Le drive, une singularité française

L’e-commerce s’est développé en France sous une forme hybride, le drive, dont le positionnement utilitariste et l’offre courte font qu’il a un impact particulier.

par Frédéric Valette


Frédéric Valette
Frédéric Valette
Directeur Retail Insights,
Kantar Worldpanel
Les achats sur Internet de produits de grande consommation (PGC FLS) représentent 3,7 % de parts de marché dans les pays que Kantar Worldpanel couvre dans le monde. Bien que cette part soit encore modeste, nous notons une forte croissance dans beaucoup de pays, ce qui crée des opportunités pour les distributeurs, mais aussi pour les marques. La Corée du Sud est en pointe, avec plus de 10 % des achats de PGC FLS réalisés sur Internet, c’est un pays où la moitié de la population achète des PGC FLS online. Attractivité identique en Chine, où près de 50 % de la population est cliente online dans les grandes villes. Au Royaume-Uni, l’e-commerce pèse 4,9 % et les clients online (20 % des ménages anglais) sont les plus réguliers, avec un très gros panier mensuel. Les États-Unis et la France font aussi partie des pays les plus avancés, avec environ 4 % de part de marché. En France, 7,2 millions de ménages se sont essayés aux courses via un écran (pénétration 27 %). Le gros des effectifs est client du drive (6,3 millions) et une partie est adepte de la livraison à domicile – LAD – (1,6 million). La LAD est une niche et pèse 0,3 % de part de marché ; la clientèle est typée « centre urbain aisée ». Le drive représente, quant à lui, 3,8 % de parts de marché et compte plus de 3 000 unités aux performances hétérogènes. Auchan et E.Leclerc dominent avec 70 % des dépenses.
 

Atouts et limites

Le drive croît à 50 % en fidélisant ses clients. Ils sont ainsi 3,5 millions à avoir augmenté de 20 % leur budget drive entre 2013 et 2014 pour le porter à 650 euros, soit 23 % de leurs dépenses annuelles tous circuits (dix gros paniers par an). Le drive répond aux besoins d’une clientèle principalement jeune, familiale, urbaine et pressée qui s’épargne une corvée en faisant dans ce circuit de gros paniers de produits pondéreux et/ou routiniers.
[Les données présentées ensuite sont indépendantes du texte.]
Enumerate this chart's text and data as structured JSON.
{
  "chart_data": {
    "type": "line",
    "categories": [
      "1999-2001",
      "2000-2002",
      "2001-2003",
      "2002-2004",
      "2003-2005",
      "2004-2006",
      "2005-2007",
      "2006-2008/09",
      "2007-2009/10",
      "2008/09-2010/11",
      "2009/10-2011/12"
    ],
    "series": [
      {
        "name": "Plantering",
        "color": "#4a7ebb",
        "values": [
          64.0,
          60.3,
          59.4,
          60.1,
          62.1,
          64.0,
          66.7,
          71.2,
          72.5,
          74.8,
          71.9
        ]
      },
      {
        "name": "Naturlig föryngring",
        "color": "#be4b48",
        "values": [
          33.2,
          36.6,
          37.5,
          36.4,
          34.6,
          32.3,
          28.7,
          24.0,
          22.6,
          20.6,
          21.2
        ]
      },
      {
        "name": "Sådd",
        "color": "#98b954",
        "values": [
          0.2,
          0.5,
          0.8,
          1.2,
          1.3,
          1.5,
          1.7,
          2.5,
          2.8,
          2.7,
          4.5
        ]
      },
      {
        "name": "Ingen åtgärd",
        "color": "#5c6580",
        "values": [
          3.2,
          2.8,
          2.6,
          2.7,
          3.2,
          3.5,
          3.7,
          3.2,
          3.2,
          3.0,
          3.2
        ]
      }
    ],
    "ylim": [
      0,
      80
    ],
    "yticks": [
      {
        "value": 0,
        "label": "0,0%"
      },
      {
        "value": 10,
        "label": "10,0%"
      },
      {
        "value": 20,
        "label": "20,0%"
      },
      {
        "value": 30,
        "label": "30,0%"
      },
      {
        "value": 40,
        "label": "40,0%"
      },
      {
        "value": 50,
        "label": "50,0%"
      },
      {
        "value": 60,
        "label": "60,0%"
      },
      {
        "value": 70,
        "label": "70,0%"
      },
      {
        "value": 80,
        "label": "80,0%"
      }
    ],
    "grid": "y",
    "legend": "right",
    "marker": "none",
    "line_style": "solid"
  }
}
Le drive offre flexibilité et gain de temps aux « shoppers ». Ce canal est adapté à la crise, car il permet de comparer facilement les prix et de maîtriser sa consommation (vérification des stocks à la maison), de contrôler facilement le montant du ticket et de mutualiser les trajets en voiture (dans un cas sur deux, la commande est retirée après le travail sur le retour au domicile).
Il existe néanmoins des limites au drive sous sa forme actuelle. Ce mode d’achat ne convient pas à tout le monde, surtout aux petits ménages seniors. Il propose une offre limitée, beaucoup de MDD, et la moitié des clients ne l’envisage pas comme le moyen principal de faire leurs courses. 52 % de ceux qui ne le fréquentent pas déclarent « j’aime faire mes courses en magasin » ! Le drive a des axes à travailler pour mieux contenter la clientèle actuelle et convaincre celle qui n’a pas franchi le cap : offrir plus de choix, vaincre les freins à l’achat de produits frais et proposer des promotions plus attractives, ce qui peut aller à l’encontre de la rentabilité. Nous notons par ailleurs un développement moins rapide du drive depuis la rentrée 2013 pour au moins trois raisons : la croissance du parc apporte moins d’additionnel (zones déjà équipées, à moindre potentiel), un service parfois mal perçu (exécution) et autant de clients gagnés que perdus.
 

Quelles stratégies pour les marques ?

Quel que soit l’avis que l’on a sur ce canal, il commence à faire école (Royaume-Uni, Belgique) et il semble certain qu’il a trouvé sa place en France. Son développement, dans un contexte de faible croissance de la consommation en volume des Français, a plusieurs conséquences :
- baisse des dépenses des clients réguliers drive (-1 % tous circuits, idem en articles) via la baisse du nombre de paniers tous circuits alors que les dépenses de la population sur la même période évoluent positivement (+1 %) ;
- les catégories « fond de placard » sont plus présentes dans les paniers réalisés en drive (vs les achats des clients drive en magasins) ;
- amélioration des niveaux de fidélité des enseignes les plus performantes en drive ;
- une bonne partie de la progression des drives s’explique par une cannibalisation des magasins d’origine… ou concurrents ;
- les MDD sont surpondérées en drive, ce qui résulte d’un étudeseffet d’offre plus que d’une propension forte de la clientèle drive à acheter des MDD ;
- les clients drive changent moins facilement de marque. Les offres courtes et la réutilisation des listes de course induisent des achats routiniers. La répétition à l’acte d’achat suivant d’un achat du même code EAN est beaucoup plus importante en drive qu’en magasin ;
- certaines marques bénéficient d’un « effet d’usage » liée au drive.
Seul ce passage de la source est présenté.